Improved the performance metrics of the RAG by implementing a data chunking strategy with RecursiveCharacterSplitter. Found that 500 chunk sizes had the best results over 1000 and 128 chunks.
Tested LangChain’s advanced retrieval methods, including Multiquery, Ensemble, and ParentDocument Retriever, to optimize performance and ultimately built the RAG with the Multiquery Retriever which had the best performance.
Developed a user-friendly interface with Streamlit, allowing users to efficiently interact with the RAG system.
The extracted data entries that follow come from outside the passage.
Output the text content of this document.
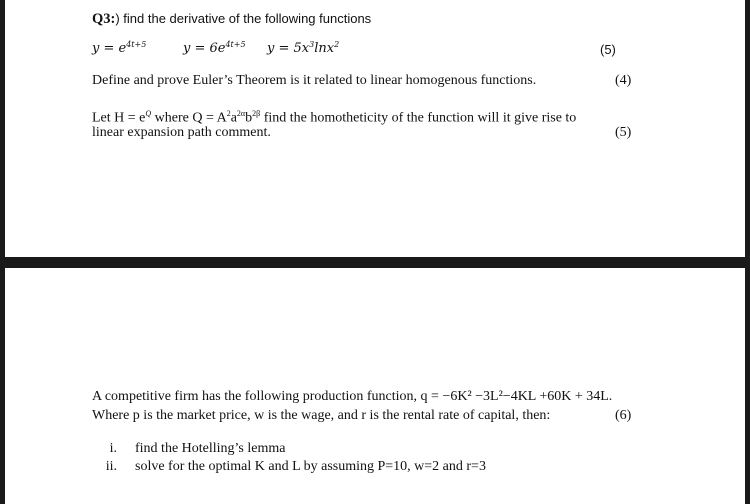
Q3:) find the derivative of the following functions
$y = e^{4t+5}$	$y = 6e^{4t+5}$ $y = 5x^3\ln x^2$	(5)
Define and prove Euler’s Theorem is it related to linear homogenous functions.	(4)
Let $H = e^Q$ where $Q = A^2a^{2\alpha}b^{2\beta}$ find the homotheticity of the function will it give rise to
linear expansion path comment.	(5)
A competitive firm has the following production function, q = −6K² −3L²−4KL +60K + 34L.
Where p is the market price, w is the wage, and r is the rental rate of capital, then:	(6)
i. find the Hotelling’s lemma
ii. solve for the optimal K and L by assuming P=10, w=2 and r=3
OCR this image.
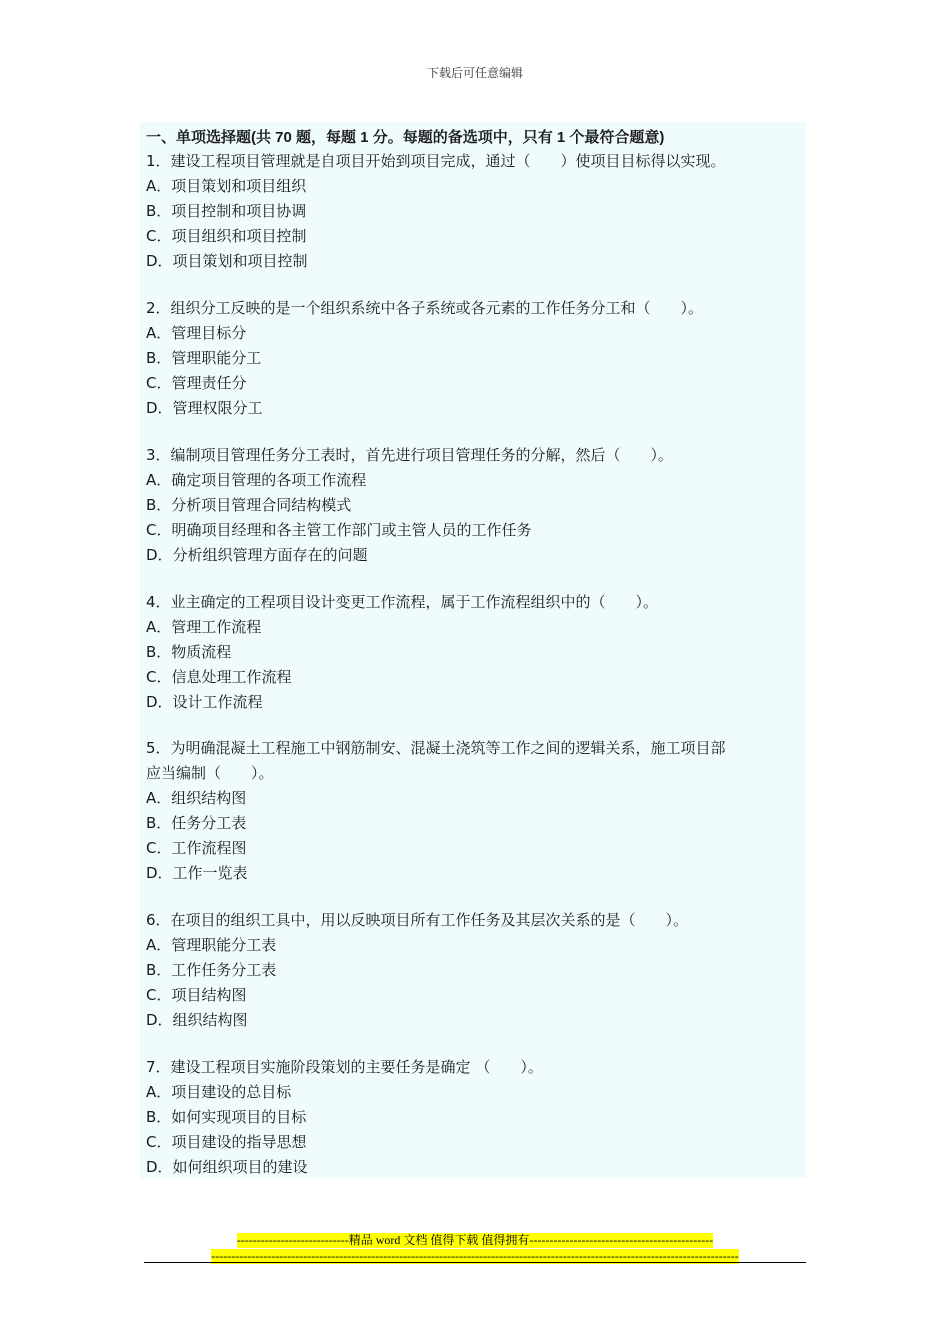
下载后可任意编辑
一、单项选择题(共 70 题，每题 1 分。每题的备选项中，只有 1 个最符合题意)
1．建设工程项目管理就是自项目开始到项目完成，通过（　　）使项目目标得以实现。
A．项目策划和项目组织
B．项目控制和项目协调
C．项目组织和项目控制
D．项目策划和项目控制
2．组织分工反映的是一个组织系统中各子系统或各元素的工作任务分工和（　　）。
A．管理目标分
B．管理职能分工
C．管理责任分
D．管理权限分工
3．编制项目管理任务分工表时，首先进行项目管理任务的分解，然后（　　）。
A．确定项目管理的各项工作流程
B．分析项目管理合同结构模式
C．明确项目经理和各主管工作部门或主管人员的工作任务
D．分析组织管理方面存在的问题
4．业主确定的工程项目设计变更工作流程，属于工作流程组织中的（　　）。
A．管理工作流程
B．物质流程
C．信息处理工作流程
D．设计工作流程
5．为明确混凝土工程施工中钢筋制安、混凝土浇筑等工作之间的逻辑关系，施工项目部
应当编制（　　）。
A．组织结构图
B．任务分工表
C．工作流程图
D．工作一览表
6．在项目的组织工具中，用以反映项目所有工作任务及其层次关系的是（　　）。
A．管理职能分工表
B．工作任务分工表
C．项目结构图
D．组织结构图
7．建设工程项目实施阶段策划的主要任务是确定 （　　）。
A．项目建设的总目标
B．如何实现项目的目标
C．项目建设的指导思想
D．如何组织项目的建设
----------------------------精品 word 文档 值得下载 值得拥有----------------------------------------------
------------------------------------------------------------------------------------------------------------------------------------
In a team of 5, we fine tuned Bert and Llama 2 7B model with Swahili news data for Swahili text classification in 5 categories.
Fine-tuned the Llama2 13B quantized model for Swahili text classification in 5 categories, including sports, entertainment, business, local news, international news, and health. As a result, the project contributes to better language processing for Swahili, an underrepresented language.
Collected and combined 54k rows of Swahili news data through web scraping and from Hugging Face and African NLP datasets.
Evaluated model performance on text generation, classification, summarization, question answering, and translation before fine-tuning.
Preprocessed the data and utilized SFTTrainer for supervised fine-tuning, pushing the final model to Hugging Face.
Leveraged individual strengths by working in a team of 5. My role involved data collection, preprocessing, and performing inference on the Llama2 13B quantized model.